During that time, Michael worked at the Art Institute of Chicago as a conservation assistant and preparator for 20th Century Painting and Sculpture. By the summer of 1986 we both lived in Chicago. Bucktown was affordable. Artists live/loft workspaces regulations were taking shape. Our lives continued to overlap (he was my “art” brother). We wound up buying houses and living across the street from one another in Humboldt Park—before it was considered safe to do so. Michael became a parent. Children changed him, they helped Michael see himself—to see the humorous side of life. They made him a believer in nature. Children required his gift of focused attention and his need to improve his social connection skills.

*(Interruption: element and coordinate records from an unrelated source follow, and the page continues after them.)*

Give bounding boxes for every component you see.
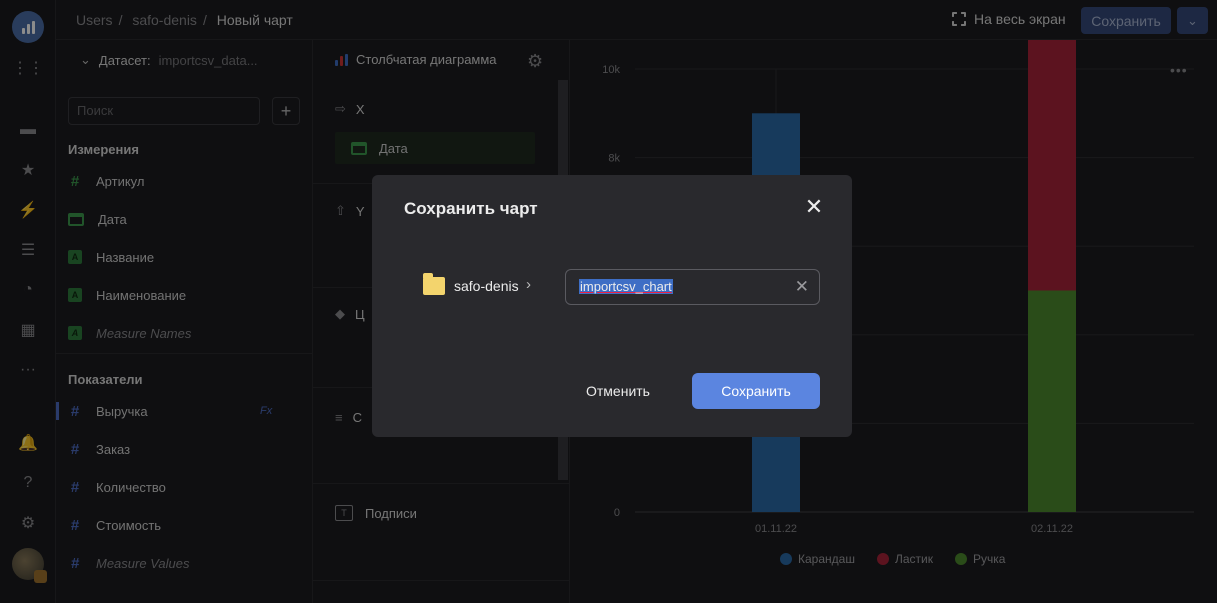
save-chart-dialog: Сохранить чарт ✕ safo-denis › importcsv_… <box>372 175 852 437</box>
folder-icon <box>423 273 445 295</box>
cancel-button[interactable]: Отменить <box>580 374 656 408</box>
close-icon[interactable]: ✕ <box>804 196 824 218</box>
dialog-save-button[interactable]: Сохранить <box>692 373 820 409</box>
chart-name-input[interactable]: importcsv_chart ✕ <box>565 269 820 305</box>
chevron-right-icon: › <box>526 276 531 293</box>
chart-name-value: importcsv_chart <box>579 279 673 294</box>
folder-path-button[interactable]: safo-denis <box>454 278 519 294</box>
dialog-title: Сохранить чарт <box>404 199 538 218</box>
clear-icon[interactable]: ✕ <box>795 277 809 297</box>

Michael went on to oversee the movement of collections during a large construction project at the Chicago Historical Society (now the Chicago History Museum); be Project Director of Collection Transport & Storage at the Chicago Historical Society and then, Decorative Arts & Collections Manager; I started A+CCT NFP and Methods & Materials, Inc. Then, we both were asked to teach Foundation courses at The School of the Art Institute. Soon after, unbeknownst to us, we both were offered positions in the Department of Student Affairs at the School. of the Art Institute. As I am writing this, the memories are flooding back on just how many times the events and people of our lives have overlapped and intersected.
Who could have ever imagined in 1975, Michael Ryan would be the ideal candidate to be director of student activities and then director of exhibition curricula and faculty advisor of student-run galleries? Obviously, I did! Because I watched Michael flourish in community. He laid down roots long ago that took hold. Michael saw to their tending. He watched small branches become limbs. He thoughtfully trimmed and talked and cajoled them to thrive.
The patience he had been afforded by others in his earlier years, he later embraced as his life’s work. His art practice, his service to art students, his career at the School of the Art Institute shaped Michael, but oh so quietly. Michael stewarded in an art school exhibition curriculum one student at a time. Bravo, my friend!
Echoes of Presence and Place is Michael’s voice among the noise.